#011: Determine whether quantum predictions allow a joint distribution by solving the moment problem
Category: Probability theory - Tags: Quantum mechanics, Statistics, Measure theory
Determine whether the expectation of the polynomials of position and momentum give a sequence of moments that can solve the multivariate moment problem.
Mathematical problem. In probability theory (and statistics) the moments of a distribution over a stochastic variable \(X\) are the expectation values \(m_i = E[X^i]\) of all the powers of \(X\). The moment problem is determining whether given all the moments of the distribution one can reconstruct the probability distribution. That is, given a sequence \(\{m_i\}_{i=0}^{\infty}\), determine whether a positive Borel measure \(\mu\) exists such that: \(m_i = \int_{-\infty}^{+\infty} x^i d\mu\). Note that not all sequences \(\{m_i\}\) allow for a solution.
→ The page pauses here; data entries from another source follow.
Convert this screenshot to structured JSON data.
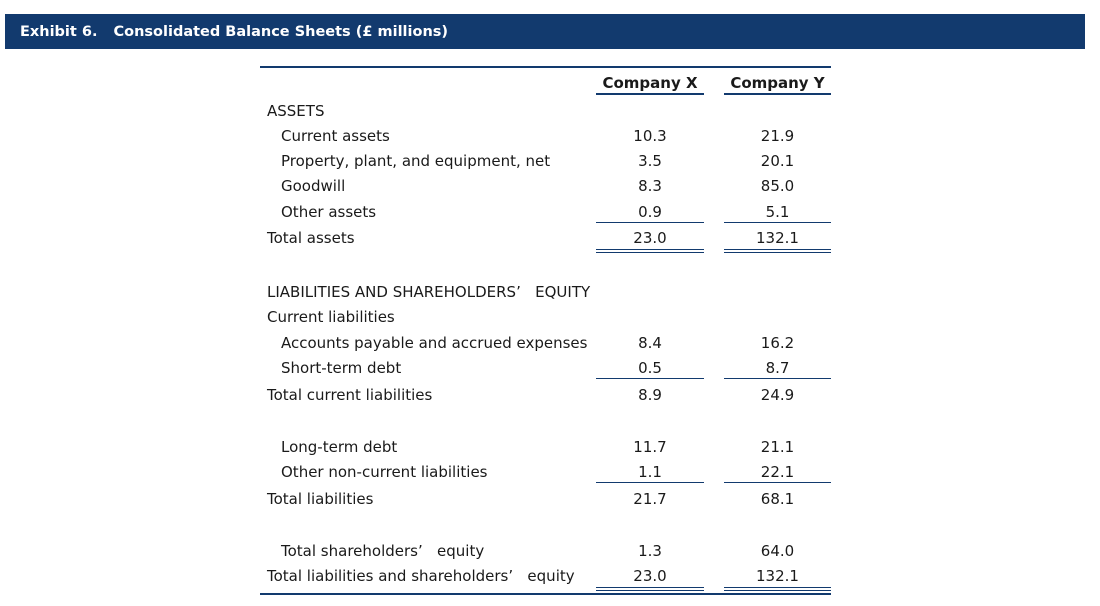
{
  "exhibit": {
    "number": "Exhibit 6.",
    "title": "Consolidated Balance Sheets (£ millions)"
  },
  "columns": {
    "company_x": "Company X",
    "company_y": "Company Y"
  },
  "rows": [
    {
      "label": "ASSETS",
      "x": "",
      "y": ""
    },
    {
      "label": "Current assets",
      "x": "10.3",
      "y": "21.9"
    },
    {
      "label": "Property, plant, and equipment, net",
      "x": "3.5",
      "y": "20.1"
    },
    {
      "label": "Goodwill",
      "x": "8.3",
      "y": "85.0"
    },
    {
      "label": "Other assets",
      "x": "0.9",
      "y": "5.1"
    },
    {
      "label": "Total assets",
      "x": "23.0",
      "y": "132.1"
    },
    {
      "label": "LIABILITIES AND SHAREHOLDERS’   EQUITY",
      "x": "",
      "y": ""
    },
    {
      "label": "Current liabilities",
      "x": "",
      "y": ""
    },
    {
      "label": "Accounts payable and accrued expenses",
      "x": "8.4",
      "y": "16.2"
    },
    {
      "label": "Short-term debt",
      "x": "0.5",
      "y": "8.7"
    },
    {
      "label": "Total current liabilities",
      "x": "8.9",
      "y": "24.9"
    },
    {
      "label": "Long-term debt",
      "x": "11.7",
      "y": "21.1"
    },
    {
      "label": "Other non-current liabilities",
      "x": "1.1",
      "y": "22.1"
    },
    {
      "label": "Total liabilities",
      "x": "21.7",
      "y": "68.1"
    },
    {
      "label": "Total shareholders’   equity",
      "x": "1.3",
      "y": "64.0"
    },
    {
      "label": "Total liabilities and shareholders’   equity",
      "x": "23.0",
      "y": "132.1"
    }
  ]
}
We are asking whether the corresponding multivariate problem is solvable when starting from \(m_{ij} = E[X^iP^j] = \langle \psi | (X^iP^j + P^jX^i)/2 | \psi \rangle\). We want to know whether we can find a suitable measure, such as the one determined by a joint cumulative distribution function \(F_{X,P} = P(X \leq x, P \leq p)\) such that \(m_{ij} = \int x^ip^j dF = \int_{-\infty}^{+\infty}\int_{-\infty}^{+\infty} x^ip^j \frac{\partial^2 F}{\partial x \partial p} dx dp\).
Physical significance. The conjecture is that the answer is in the negative: the quantum momentum problem cannot be solved. This would give a clear answer that hidden variable theories are ruled out. Note that we do not need to show that the problem never has a solution. It suffices to show that it does not have a solution in one physically relevant case. For example, if one could show that the problem is not solvable for a Gaussian wave packet, it would already be an interesting result.